与此相关联,过分夸大文学的社会作用是新人文主义思潮的一个显著特征,它既有利于文学的变革,又对文学的进一步发展预设下了障碍。在现代文学发轫的初期主要体现的是其正面效应,借助强大的社会推动力,文学变革如火如荼、轰轰烈烈地开展起来,不这样无法让过分成熟的中国传统文学自动让出领地;至于修正它的偏颇,只能来日方长、假以时日。梁启超在《劫灰梦》中夫子自道,借作品中主人公之口说:“我想歌也无益,哭也无益,笑也无益。你看从前法国路易十四的时候,那人心风俗不是和今日中国一样吗?幸亏有一个文人叫做福禄特尔的,做了许多小说戏本,竟把一国的人从睡梦中唤起来。”[16]文学真有这样大的魔力吗?现今的读者没人会相信,但在当时,却没人敢不相信。正是在如此的社会氛围里,“十年前之世界为八股世界,近则忽变为小说世界。盖昔之肆力于八股者,今则斗心角智,无不以小说家自命。”[17]两种文学,一个指向,一个过分纵容文学的时代开始了。

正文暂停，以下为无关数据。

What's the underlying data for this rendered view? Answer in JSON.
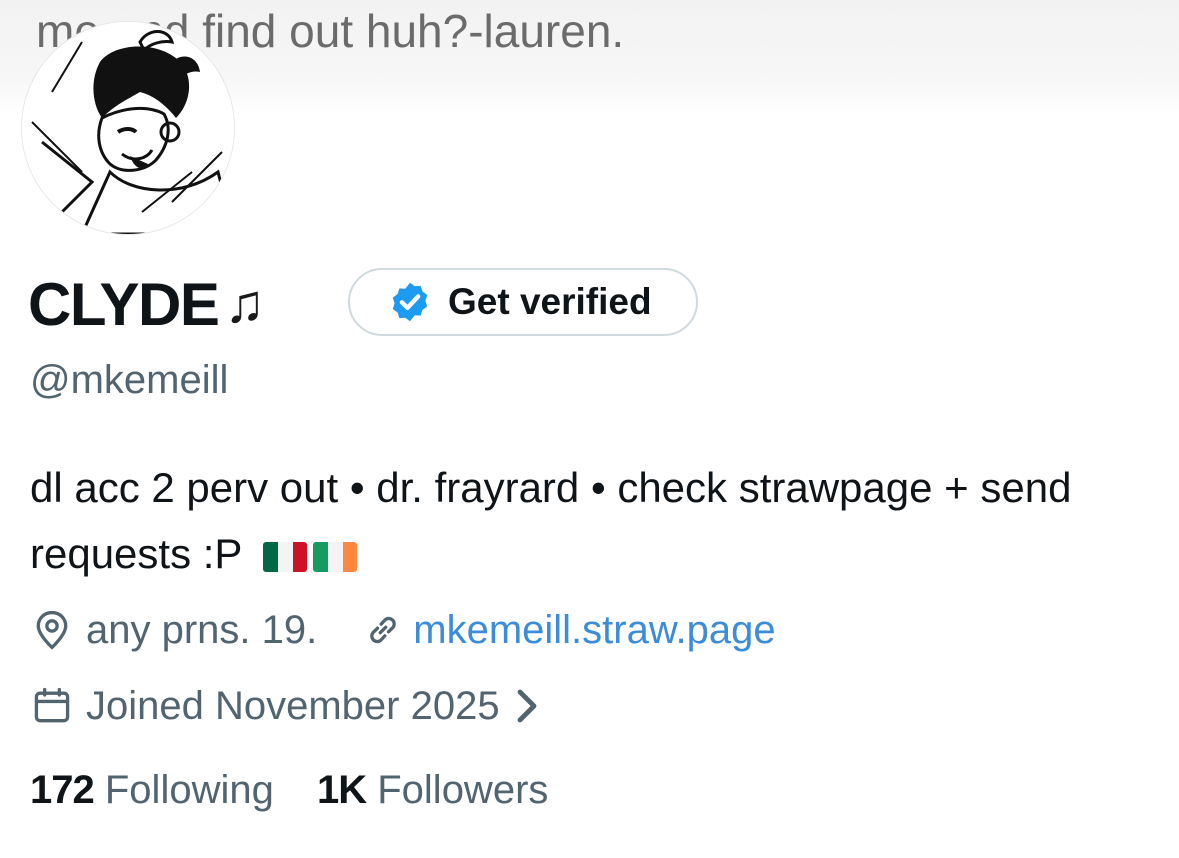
{
  "banner": {
    "text": "me and find out huh?-lauren."
  },
  "profile": {
    "display_name": "CLYDE",
    "name_emoji": "♫",
    "verify_button_label": "Get verified",
    "handle": "@mkemeill",
    "bio": "dl acc 2 perv out • dr. frayrard • check strawpage + send requests :P",
    "location": "any prns. 19.",
    "website": "mkemeill.straw.page",
    "joined": "Joined November 2025",
    "following_count": "172",
    "following_label": "Following",
    "followers_count": "1K",
    "followers_label": "Followers"
  },
  "colors": {
    "accent": "#1d9bf0",
    "link": "#3b8cd9",
    "secondary_text": "#536471",
    "primary_text": "#0f1419"
  },
  "icons": {
    "verified": "verified-badge-icon",
    "location": "location-pin-icon",
    "link": "link-icon",
    "calendar": "calendar-icon",
    "chevron": "chevron-right-icon",
    "flags": [
      "mexico-flag-icon",
      "ireland-flag-icon"
    ]
  }
}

传统中国社会的“万般皆下品、唯有读书高”意识,在启蒙、革命等等名词的掩映下,不但没有泯灭,相反还改头换面获得了超常的发展。1905年科举制度的废除,对中国知识分子来说是翻天覆地的大事,上千年的文化积淀,流淌在血脉中的一种梦想,一朝醒来,化作乌有,虽然知识分子在理智上赞同这一变革,促进了它的实现,但要让他们适应前途未卜的生活,在情感上而不是理智上接受这一变故,无论如何需要一定的时间,要用生活细节而不是书本语言去填平心理空缺。幸而文学意念的载体发生了改变,小说戏曲取代传统诗文登上了文学宝塔的最顶层,诗文呈才、八股取仕的功用,被小说戏曲的宣传教化功用所取代,“学而优则仕”的道路被阻绝,他们的地位和追求又在小说戏曲革命中得到了恢复。这是一个有效变革形式的理想选择,没有这种形式的合理转换,人们的思绪就会受阻,社会的反响就会减弱;有了这种形式的合理转换,人们的行动就会更加自觉,更加理直气壮。传统的读书做官理论,演化为“读书”为了革命。小说、戏曲革命的言说逻辑是:用小说戏曲的魅力唤醒人、教育人、塑造人。小说戏曲是文人手中的得力工具,是他们实现自己人生价值的有效手段。如果文人放弃了这样的努力,就将一无所有,他们“读书”还有什么前程呢?巴金说“我写小说是为了安慰我的寂寞的心,是为了发散我的热情,宣泄我的悲愤,是为了替那些被不合理的社会制度逼迫着做了牺牲的年轻人的呼吁,叫冤。”[18]曹禺说《雷雨》是“一种情感的憧憬,一种无名的恐惧的表征”,是“一种心情在作祟”,“代表个人一时性情的趋止”的结晶。[19]小说戏剧完成了他们的一种社会责任感和理想承担。正因为如此,当康有为、梁启超等发动的戊戌变法失败以后,新兴知识分子便陆续从庙堂走向了书肆,他们忧国忧民,当然也忧自己,天下兴亡、匹夫有责的感时忧国精神在现代中国文学领域里获得了双倍的补偿,“革命”意识使得文化人在小说戏曲实践中重新获得了失去的社会尊严,“声名”又何尝不是一种利益的获得?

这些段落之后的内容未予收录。